L’urgence justifie que soit prononcée la suspension d’un acte administratif lorsque l’exécution de celui-ci porte atteinte, de manière suffisamment grave et immédiate, à un intérêt public, à la situation du requérant ou aux intérêts qu’il entend défendre. Il appartient au juge des référés, saisi d’une demande de suspension d’une décision refusant la délivrance d’un titre de séjour, d’apprécier et de motiver l’urgence compte tenu de l’incidence immédiate du refus de titre de séjour sur la situation concrète de l’intéressé. Cette condition d’urgence sera en principe constatée dans le cas d’un refus de renouvellement du titre de séjour, comme d’ailleurs d’un retrait de celui-ci.

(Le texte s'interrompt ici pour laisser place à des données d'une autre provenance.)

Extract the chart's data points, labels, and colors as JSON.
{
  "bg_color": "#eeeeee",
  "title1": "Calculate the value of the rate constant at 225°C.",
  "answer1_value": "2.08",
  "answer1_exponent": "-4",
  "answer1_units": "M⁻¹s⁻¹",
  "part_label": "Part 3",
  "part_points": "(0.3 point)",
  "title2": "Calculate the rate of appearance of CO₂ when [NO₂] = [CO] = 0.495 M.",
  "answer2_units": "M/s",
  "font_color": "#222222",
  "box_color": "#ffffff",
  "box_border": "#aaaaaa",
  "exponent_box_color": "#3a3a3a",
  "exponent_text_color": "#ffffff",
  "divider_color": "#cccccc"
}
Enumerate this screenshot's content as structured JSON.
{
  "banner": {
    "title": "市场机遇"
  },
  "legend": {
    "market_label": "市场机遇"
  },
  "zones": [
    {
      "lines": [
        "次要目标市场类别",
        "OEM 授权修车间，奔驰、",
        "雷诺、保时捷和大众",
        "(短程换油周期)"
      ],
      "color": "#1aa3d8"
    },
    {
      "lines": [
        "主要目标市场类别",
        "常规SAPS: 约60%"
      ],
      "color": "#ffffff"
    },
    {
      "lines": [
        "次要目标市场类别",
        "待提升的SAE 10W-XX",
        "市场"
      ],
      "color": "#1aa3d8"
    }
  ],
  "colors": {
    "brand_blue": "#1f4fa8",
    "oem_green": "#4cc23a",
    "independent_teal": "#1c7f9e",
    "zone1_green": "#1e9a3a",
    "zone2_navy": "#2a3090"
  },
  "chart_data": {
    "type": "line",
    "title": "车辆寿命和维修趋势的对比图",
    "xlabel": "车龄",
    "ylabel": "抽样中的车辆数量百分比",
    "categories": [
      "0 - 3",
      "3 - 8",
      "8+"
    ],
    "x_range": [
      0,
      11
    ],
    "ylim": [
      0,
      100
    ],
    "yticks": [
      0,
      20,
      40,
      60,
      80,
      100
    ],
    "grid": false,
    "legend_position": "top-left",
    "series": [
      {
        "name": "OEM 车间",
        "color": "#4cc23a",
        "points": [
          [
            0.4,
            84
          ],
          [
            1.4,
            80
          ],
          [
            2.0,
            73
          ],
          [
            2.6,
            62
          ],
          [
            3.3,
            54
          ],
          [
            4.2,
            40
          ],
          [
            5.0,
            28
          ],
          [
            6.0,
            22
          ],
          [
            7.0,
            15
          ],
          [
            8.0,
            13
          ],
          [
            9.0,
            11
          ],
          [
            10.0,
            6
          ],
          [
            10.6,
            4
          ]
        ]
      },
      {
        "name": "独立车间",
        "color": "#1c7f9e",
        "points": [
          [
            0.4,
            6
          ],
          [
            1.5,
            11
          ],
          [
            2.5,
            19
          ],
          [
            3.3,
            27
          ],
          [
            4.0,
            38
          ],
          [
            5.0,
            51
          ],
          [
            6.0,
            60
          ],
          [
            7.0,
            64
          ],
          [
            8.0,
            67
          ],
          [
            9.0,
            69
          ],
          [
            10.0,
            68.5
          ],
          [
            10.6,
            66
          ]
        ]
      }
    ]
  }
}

Dans les autres cas, il appartient au requérant de justifier de circonstances particulières caractérisant la nécessité pour lui de bénéficier à très bref délai d’une mesure provisoire dans l’attente d’une décision juridictionnelle statuant sur la légalité de la décision litigieuse.

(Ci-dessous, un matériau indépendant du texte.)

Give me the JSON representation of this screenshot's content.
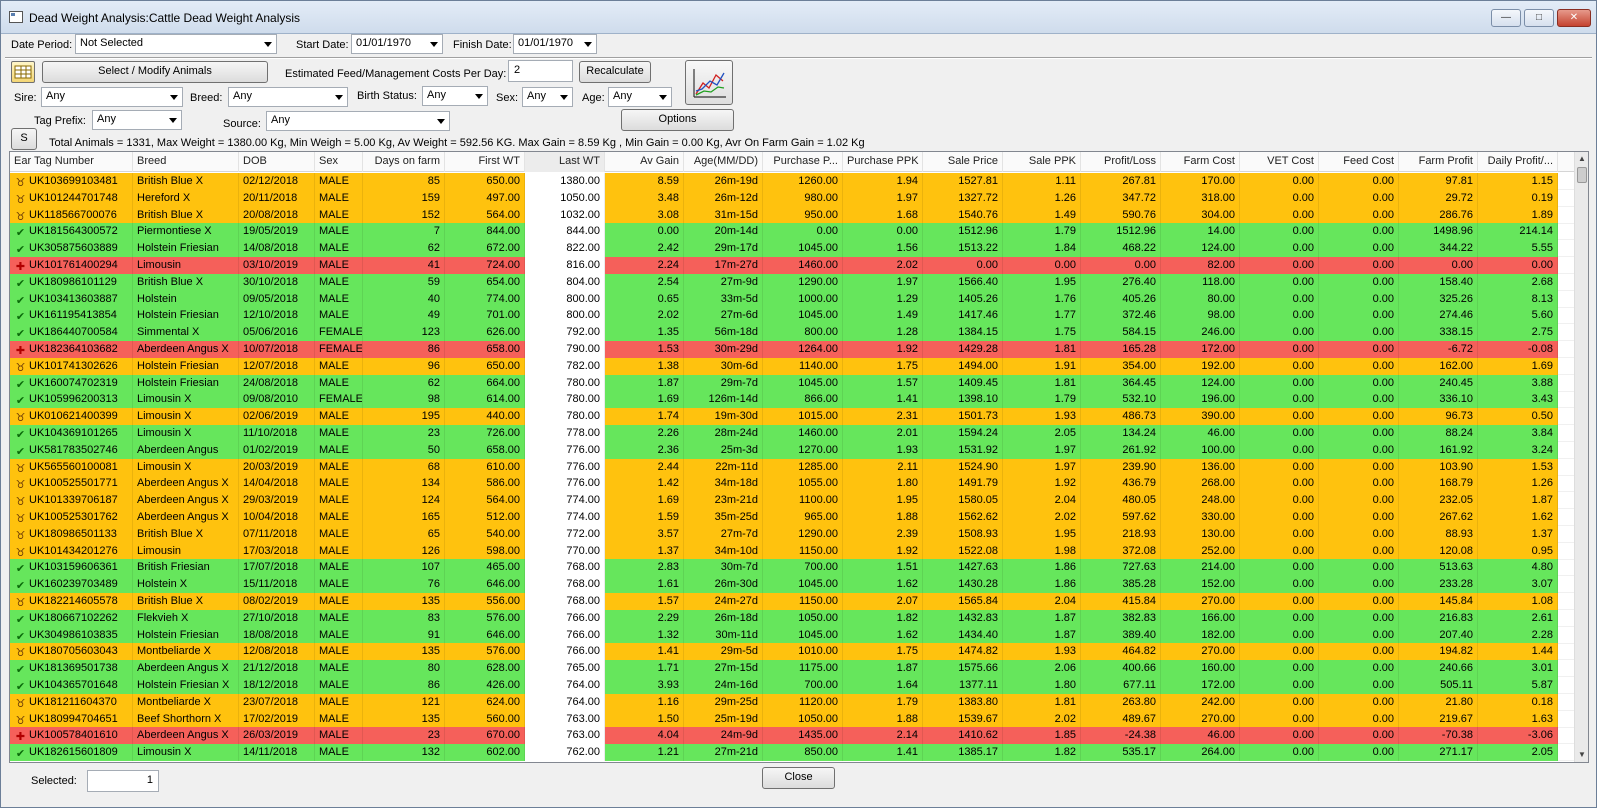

Si M. B... soutient qu’il est fondé à se prévaloir de la présomption d’urgence applicable aux refus de renouvellement de titre de séjour, il résulte de l’instruction que l’intéressé n’a pas sollicité le renouvellement de son titre de séjour sur le fondement de l’article L. 425-9 du code de l'entrée et du séjour des étrangers et du droit d'asile mais a demandé la délivrance d’un nouveau titre sur un fondement différent, de sorte que la présomption d’urgence mentionnée au point précédent ne trouve pas à s’appliquer. Par ailleurs, si M. B... soutient que l’exécution de la décision le placerait dans une situation de précarité, il résulte de l’instruction que l’intéressé travaille en qualité d’agent d’exploitation en contrat à durée indéterminée pour la société « SNGST » depuis le 14 novembre 2020 et que la suspension ou rupture de son contrat de travail qu’il invoque est purement hypothétique. Au surplus, M. B... ayant attendu un an depuis l’expiration de son dernier récépissé valable jusqu’au
4 mars 2025 pour saisir le juge des référés, il s’est placé lui-même dans la situation qu’il déplore. Il s’ensuit que la condition d’urgence prévue à l’article L. 521-1 du code de justice administrative ne peut être regardée comme satisfaite en l’espèce.

Il résulte de ce qui précède, sans qu’il soit besoin de se prononcer sur l’existence d’un doute sérieux quant à la légalité de la décision contestée, que la requête de M. B... doit être rejetée en toutes ses conclusions en application des dispositions de l’article L. 522-3 du code de justice administrative.


O R D O N N E :


Article 1er : La requête de M. B... est rejetée.

Article 2 : La présente ordonnance sera notifiée à M. A... B....

Copie en sera adressée au préfet de police.

Fait à Paris, le 4 mars 2026.

La juge des référés,

signé

M.-O. Le Roux

La République mande et ordonne au ministre de l’intérieur en ce qui le concerne ou à tous commissaires de justice à ce requis en ce qui concerne les voies de droit commun contre les parties privées, de pourvoir à l’exécution de la présente décision.